We pause to look at the petrified tree:
You can walk to it from the Tower lodge, but it's still a bit chilly and we're not feeling very energetic. Plus it's so early in the morning that the carpark is empty.

Further along more people are illegally parked as they observe a couple of bear cubs playing in the long grass. We do not pull over, but the scattered sprawl of cars gives us an excuse to slow long enough to take an almost-decent picture. If only the cubs were looking up! Mother bear is nowhere in sight, but I scan the far side of the road, thinking that it would be quite worrying if the cars (and onlookers) were between mother and cubs. From the two bear encounters we've had - however slight, I cannot help but wonder if I'm perhaps a wee bit paranoid about these extremely large, strong carnivores. But, then again, probably its more that the other "bear spotters" are too caught up in the thrill of seeing a wild bear to truly appreciate its awesome size and strength. I wouldn't want to be too close!


Bear cubs
Next stop is the historic township of Mammoth. This is a quaint array of historic buildings, including a post office, visitor's centre, several shops and a restaurant. I am not overly impressed with the shops in Yellowstone, they all seem to sell the same array of stuff with only a few variations.

Elk graze on the patches if lush green grass, and praire dogs stand so still in sentinel position that I at first think one is a statue. Until it turns its head.


The Mammoth Hot Springs are quite imperssive. The colour of the structures is gorgeous.


Kildeer



Heading south now, we stop at the Sheepeater cliffs. These are quite impressive, but the wind is fierce. Tim is feeling a little exhausted, and I decide this is prime pika territory, and thus begin to stroll down the path. Then I remember this is also bear country, and one should not wander in bear country alone. Plus the wind is annoying, and thus I turn back. I doubt there were any pika about, anyhow.

They are named the Sheepeater cliffs after the tribe of Indians how lived here. And ate sheep, obviously!

It is just past noon when we head out of Yellowstone:
And onwards, into Montana. Outside of Yellowstone is a town called Gardiner. Gardiner is pretty tacky looking - an amalgamation of gift stores and t-shirt stores and cafes, specifically geared for those visitors to the park that do not wish to stay inside the park. We then follow the Yellowstone River north. For anyone planning to visit Yellowstone, if you wish to stay inside the park, book with Xanterra (they also do the Grand Canyon) DO NOT book yourself into West Yellowstone, because it is NOT that close to the park. It is a town in its own right. We noticed many of the accommodation places along the river had "Yellowstone" in their name.

Montana has several claims: "The Treasure State" certainly trumps Idaho's "Famous Potatoes" but it does seem to live up to its Big Sky Country Monniker. Like Wyoming, it is pink and green, unlike Wyoming, however, it is not flat and dull, but bumpy and pretty. Whilst the sky does indeed seem mighty (and rather stormy looking), the mountains seem to roll away over the horizon. And they farm bison here as well as cattle, I believe.

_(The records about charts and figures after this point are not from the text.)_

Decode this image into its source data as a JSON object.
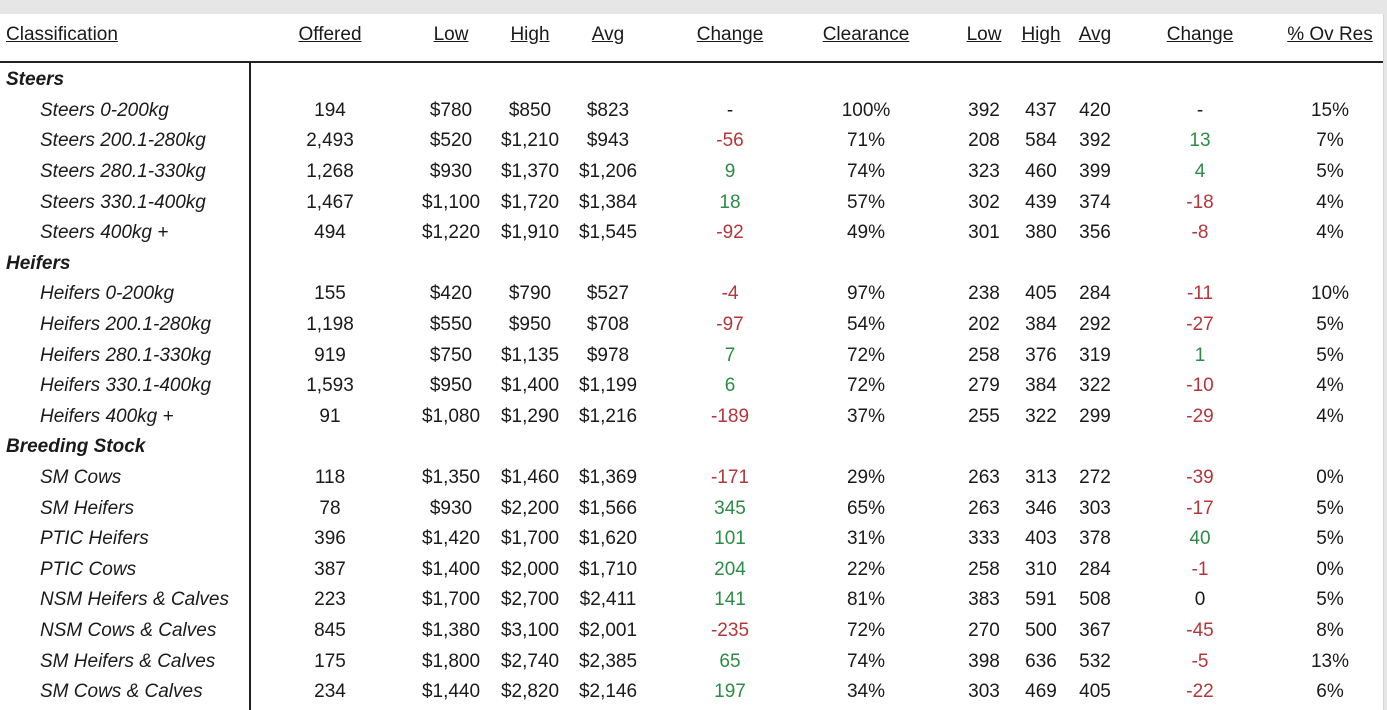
{
  "headers": [
    "Classification",
    "Offered",
    "Low",
    "High",
    "Avg",
    "Change",
    "Clearance",
    "Low",
    "High",
    "Avg",
    "Change",
    "% Ov Res"
  ],
  "rows": [
    {
      "type": "cat",
      "label": "Steers"
    },
    {
      "type": "item",
      "label": "Steers 0-200kg",
      "offered": "194",
      "low": "$780",
      "high": "$850",
      "avg": "$823",
      "change": "-",
      "clearance": "100%",
      "clow": "392",
      "chigh": "437",
      "cavg": "420",
      "cchange": "-",
      "ovres": "15%"
    },
    {
      "type": "item",
      "label": "Steers 200.1-280kg",
      "offered": "2,493",
      "low": "$520",
      "high": "$1,210",
      "avg": "$943",
      "change": "-56",
      "clearance": "71%",
      "clow": "208",
      "chigh": "584",
      "cavg": "392",
      "cchange": "13",
      "ovres": "7%"
    },
    {
      "type": "item",
      "label": "Steers 280.1-330kg",
      "offered": "1,268",
      "low": "$930",
      "high": "$1,370",
      "avg": "$1,206",
      "change": "9",
      "clearance": "74%",
      "clow": "323",
      "chigh": "460",
      "cavg": "399",
      "cchange": "4",
      "ovres": "5%"
    },
    {
      "type": "item",
      "label": "Steers 330.1-400kg",
      "offered": "1,467",
      "low": "$1,100",
      "high": "$1,720",
      "avg": "$1,384",
      "change": "18",
      "clearance": "57%",
      "clow": "302",
      "chigh": "439",
      "cavg": "374",
      "cchange": "-18",
      "ovres": "4%"
    },
    {
      "type": "item",
      "label": "Steers 400kg +",
      "offered": "494",
      "low": "$1,220",
      "high": "$1,910",
      "avg": "$1,545",
      "change": "-92",
      "clearance": "49%",
      "clow": "301",
      "chigh": "380",
      "cavg": "356",
      "cchange": "-8",
      "ovres": "4%"
    },
    {
      "type": "cat",
      "label": "Heifers"
    },
    {
      "type": "item",
      "label": "Heifers 0-200kg",
      "offered": "155",
      "low": "$420",
      "high": "$790",
      "avg": "$527",
      "change": "-4",
      "clearance": "97%",
      "clow": "238",
      "chigh": "405",
      "cavg": "284",
      "cchange": "-11",
      "ovres": "10%"
    },
    {
      "type": "item",
      "label": "Heifers 200.1-280kg",
      "offered": "1,198",
      "low": "$550",
      "high": "$950",
      "avg": "$708",
      "change": "-97",
      "clearance": "54%",
      "clow": "202",
      "chigh": "384",
      "cavg": "292",
      "cchange": "-27",
      "ovres": "5%"
    },
    {
      "type": "item",
      "label": "Heifers 280.1-330kg",
      "offered": "919",
      "low": "$750",
      "high": "$1,135",
      "avg": "$978",
      "change": "7",
      "clearance": "72%",
      "clow": "258",
      "chigh": "376",
      "cavg": "319",
      "cchange": "1",
      "ovres": "5%"
    },
    {
      "type": "item",
      "label": "Heifers 330.1-400kg",
      "offered": "1,593",
      "low": "$950",
      "high": "$1,400",
      "avg": "$1,199",
      "change": "6",
      "clearance": "72%",
      "clow": "279",
      "chigh": "384",
      "cavg": "322",
      "cchange": "-10",
      "ovres": "4%"
    },
    {
      "type": "item",
      "label": "Heifers 400kg +",
      "offered": "91",
      "low": "$1,080",
      "high": "$1,290",
      "avg": "$1,216",
      "change": "-189",
      "clearance": "37%",
      "clow": "255",
      "chigh": "322",
      "cavg": "299",
      "cchange": "-29",
      "ovres": "4%"
    },
    {
      "type": "cat",
      "label": "Breeding Stock"
    },
    {
      "type": "item",
      "label": "SM Cows",
      "offered": "118",
      "low": "$1,350",
      "high": "$1,460",
      "avg": "$1,369",
      "change": "-171",
      "clearance": "29%",
      "clow": "263",
      "chigh": "313",
      "cavg": "272",
      "cchange": "-39",
      "ovres": "0%"
    },
    {
      "type": "item",
      "label": "SM Heifers",
      "offered": "78",
      "low": "$930",
      "high": "$2,200",
      "avg": "$1,566",
      "change": "345",
      "clearance": "65%",
      "clow": "263",
      "chigh": "346",
      "cavg": "303",
      "cchange": "-17",
      "ovres": "5%"
    },
    {
      "type": "item",
      "label": "PTIC Heifers",
      "offered": "396",
      "low": "$1,420",
      "high": "$1,700",
      "avg": "$1,620",
      "change": "101",
      "clearance": "31%",
      "clow": "333",
      "chigh": "403",
      "cavg": "378",
      "cchange": "40",
      "ovres": "5%"
    },
    {
      "type": "item",
      "label": "PTIC Cows",
      "offered": "387",
      "low": "$1,400",
      "high": "$2,000",
      "avg": "$1,710",
      "change": "204",
      "clearance": "22%",
      "clow": "258",
      "chigh": "310",
      "cavg": "284",
      "cchange": "-1",
      "ovres": "0%"
    },
    {
      "type": "item",
      "label": "NSM Heifers & Calves",
      "offered": "223",
      "low": "$1,700",
      "high": "$2,700",
      "avg": "$2,411",
      "change": "141",
      "clearance": "81%",
      "clow": "383",
      "chigh": "591",
      "cavg": "508",
      "cchange": "0",
      "ovres": "5%"
    },
    {
      "type": "item",
      "label": "NSM Cows & Calves",
      "offered": "845",
      "low": "$1,380",
      "high": "$3,100",
      "avg": "$2,001",
      "change": "-235",
      "clearance": "72%",
      "clow": "270",
      "chigh": "500",
      "cavg": "367",
      "cchange": "-45",
      "ovres": "8%"
    },
    {
      "type": "item",
      "label": "SM Heifers & Calves",
      "offered": "175",
      "low": "$1,800",
      "high": "$2,740",
      "avg": "$2,385",
      "change": "65",
      "clearance": "74%",
      "clow": "398",
      "chigh": "636",
      "cavg": "532",
      "cchange": "-5",
      "ovres": "13%"
    },
    {
      "type": "item",
      "label": "SM Cows & Calves",
      "offered": "234",
      "low": "$1,440",
      "high": "$2,820",
      "avg": "$2,146",
      "change": "197",
      "clearance": "34%",
      "clow": "303",
      "chigh": "469",
      "cavg": "405",
      "cchange": "-22",
      "ovres": "6%"
    }
  ],
  "colors": {
    "negative": "#b3363a",
    "positive": "#2e8b47"
  }
}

Of all the States we visited this trip (except perhaps for Idaho), I feel Montana is the one we did the least justice to. We spent only one night here, and I only took a handful of pictures through the window of the car, thus I cannot capture the Big Sky feel. The weather was drizzmal. We stopped for lunch outside of Livingston, where we ate pizza and then headed towards Bozeman and into torrential rain. Dismounting from the car and unloading in the rain, Tim somehow managed to injure his leg and because the rain did not cease, the remainder of the afternoon was spent watching cooking shows on tv* and the snow falling and melting before it hit the ground. We ate dinner at the adjoining Mexican restaurant and had an early night. There's a six hour ahead of us tomorrow.